My question has to do with the following statement: "Relevant operators drive the system away from a UV stable fixed point."
Assuming that our system is in a UV stable fixed point in the first place, this seems understandable to me, but I'm trying to apply all of this to a different situation.
Suppose we start from the free real scalar boson theory in 4 dimensions, which is at an IR stable fixed point. Now, suppose we introduce the interacting term $\lambda \Phi^4$.
My reasoning is the following: classically the dimension of this operator is $4$ (it coincides with the number of dimensions), so the operator is marginal. However, on a quantum level the dimension of the field gets the anomalous correction, so it becomes $1+\gamma(\lambda)$.
Suppose for a second that $\gamma(\lambda)>0$:
- When we rescale the system going to lower energies, an operator is relevant if its dimension is $<4$, so in this case $\lambda \Phi^4$ is irrelevant.
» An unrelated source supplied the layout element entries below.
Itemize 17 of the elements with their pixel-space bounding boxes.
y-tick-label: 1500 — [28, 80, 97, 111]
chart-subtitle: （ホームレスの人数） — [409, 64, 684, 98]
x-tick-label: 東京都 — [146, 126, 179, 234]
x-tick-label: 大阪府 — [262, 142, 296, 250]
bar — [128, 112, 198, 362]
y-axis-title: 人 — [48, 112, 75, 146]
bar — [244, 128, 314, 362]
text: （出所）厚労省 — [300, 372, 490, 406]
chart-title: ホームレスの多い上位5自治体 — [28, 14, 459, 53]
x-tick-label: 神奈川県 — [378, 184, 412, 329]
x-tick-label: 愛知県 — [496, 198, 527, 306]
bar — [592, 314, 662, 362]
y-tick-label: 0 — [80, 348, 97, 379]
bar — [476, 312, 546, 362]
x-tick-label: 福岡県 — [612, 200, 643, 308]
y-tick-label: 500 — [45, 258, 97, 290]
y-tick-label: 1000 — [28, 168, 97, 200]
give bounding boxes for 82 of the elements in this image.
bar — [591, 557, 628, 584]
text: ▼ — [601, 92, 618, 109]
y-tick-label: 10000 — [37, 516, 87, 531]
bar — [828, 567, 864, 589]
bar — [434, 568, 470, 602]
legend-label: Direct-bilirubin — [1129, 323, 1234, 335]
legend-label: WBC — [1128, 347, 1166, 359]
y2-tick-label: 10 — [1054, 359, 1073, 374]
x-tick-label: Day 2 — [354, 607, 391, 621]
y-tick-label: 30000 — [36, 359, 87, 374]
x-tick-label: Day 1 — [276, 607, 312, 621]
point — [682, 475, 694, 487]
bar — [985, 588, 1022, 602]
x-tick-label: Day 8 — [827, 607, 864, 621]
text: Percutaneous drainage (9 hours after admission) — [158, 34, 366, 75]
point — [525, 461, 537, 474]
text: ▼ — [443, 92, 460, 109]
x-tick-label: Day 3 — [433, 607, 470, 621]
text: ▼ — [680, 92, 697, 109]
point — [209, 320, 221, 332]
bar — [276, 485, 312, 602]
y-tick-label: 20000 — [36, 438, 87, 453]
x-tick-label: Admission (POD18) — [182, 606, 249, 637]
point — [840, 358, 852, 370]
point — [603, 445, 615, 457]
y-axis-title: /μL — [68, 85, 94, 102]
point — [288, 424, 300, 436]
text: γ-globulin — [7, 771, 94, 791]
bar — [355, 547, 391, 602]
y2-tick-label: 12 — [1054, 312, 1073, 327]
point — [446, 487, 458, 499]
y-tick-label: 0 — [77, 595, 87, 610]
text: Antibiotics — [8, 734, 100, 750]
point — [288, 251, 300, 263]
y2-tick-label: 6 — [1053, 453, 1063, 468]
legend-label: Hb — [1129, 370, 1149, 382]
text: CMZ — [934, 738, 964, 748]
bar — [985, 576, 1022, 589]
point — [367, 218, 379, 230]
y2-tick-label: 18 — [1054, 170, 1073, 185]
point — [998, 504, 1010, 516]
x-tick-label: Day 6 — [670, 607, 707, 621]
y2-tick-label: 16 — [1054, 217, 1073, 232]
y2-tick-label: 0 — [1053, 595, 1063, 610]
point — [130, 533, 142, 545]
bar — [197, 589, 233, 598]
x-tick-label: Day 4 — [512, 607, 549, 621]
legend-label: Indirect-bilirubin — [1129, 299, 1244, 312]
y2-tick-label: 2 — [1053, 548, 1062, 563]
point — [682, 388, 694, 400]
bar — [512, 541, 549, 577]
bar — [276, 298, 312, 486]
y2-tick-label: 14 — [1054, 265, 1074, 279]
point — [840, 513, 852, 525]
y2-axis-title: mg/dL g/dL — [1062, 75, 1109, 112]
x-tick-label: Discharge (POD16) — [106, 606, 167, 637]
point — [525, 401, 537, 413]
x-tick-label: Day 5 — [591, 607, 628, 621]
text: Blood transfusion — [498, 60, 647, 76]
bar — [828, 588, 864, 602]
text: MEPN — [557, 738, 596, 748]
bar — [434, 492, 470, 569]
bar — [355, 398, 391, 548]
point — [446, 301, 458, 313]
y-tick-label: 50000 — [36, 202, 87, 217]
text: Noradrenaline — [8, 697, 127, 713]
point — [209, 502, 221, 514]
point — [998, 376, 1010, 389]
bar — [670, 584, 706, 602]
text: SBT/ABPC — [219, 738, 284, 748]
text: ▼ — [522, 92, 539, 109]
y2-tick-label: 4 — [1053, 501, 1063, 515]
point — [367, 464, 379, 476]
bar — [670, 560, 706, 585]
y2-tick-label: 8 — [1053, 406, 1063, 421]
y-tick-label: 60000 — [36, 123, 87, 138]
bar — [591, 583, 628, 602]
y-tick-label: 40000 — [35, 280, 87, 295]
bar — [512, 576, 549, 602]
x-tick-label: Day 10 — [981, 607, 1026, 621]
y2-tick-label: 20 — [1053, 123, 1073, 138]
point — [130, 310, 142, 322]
- When we rescale the system going to higher energies, an operator is relevant if its dimension is $>4$, so in this case $\lambda \Phi^4$ is relevant.
However, at the fixed point $\lambda_F=0$ from which we are starting, $\gamma(\lambda_F)=0$, therefore at the end of the day $\lambda \Phi^4$ remains marginal.
I think this reasoning must be flawed, since when we study the renormalization group equations for $\lambda \Phi^4$ theory we find out that the coupling constant runs, therefore the system doesn't always remain at its fixed point.
Could you help me understand where the mistake is?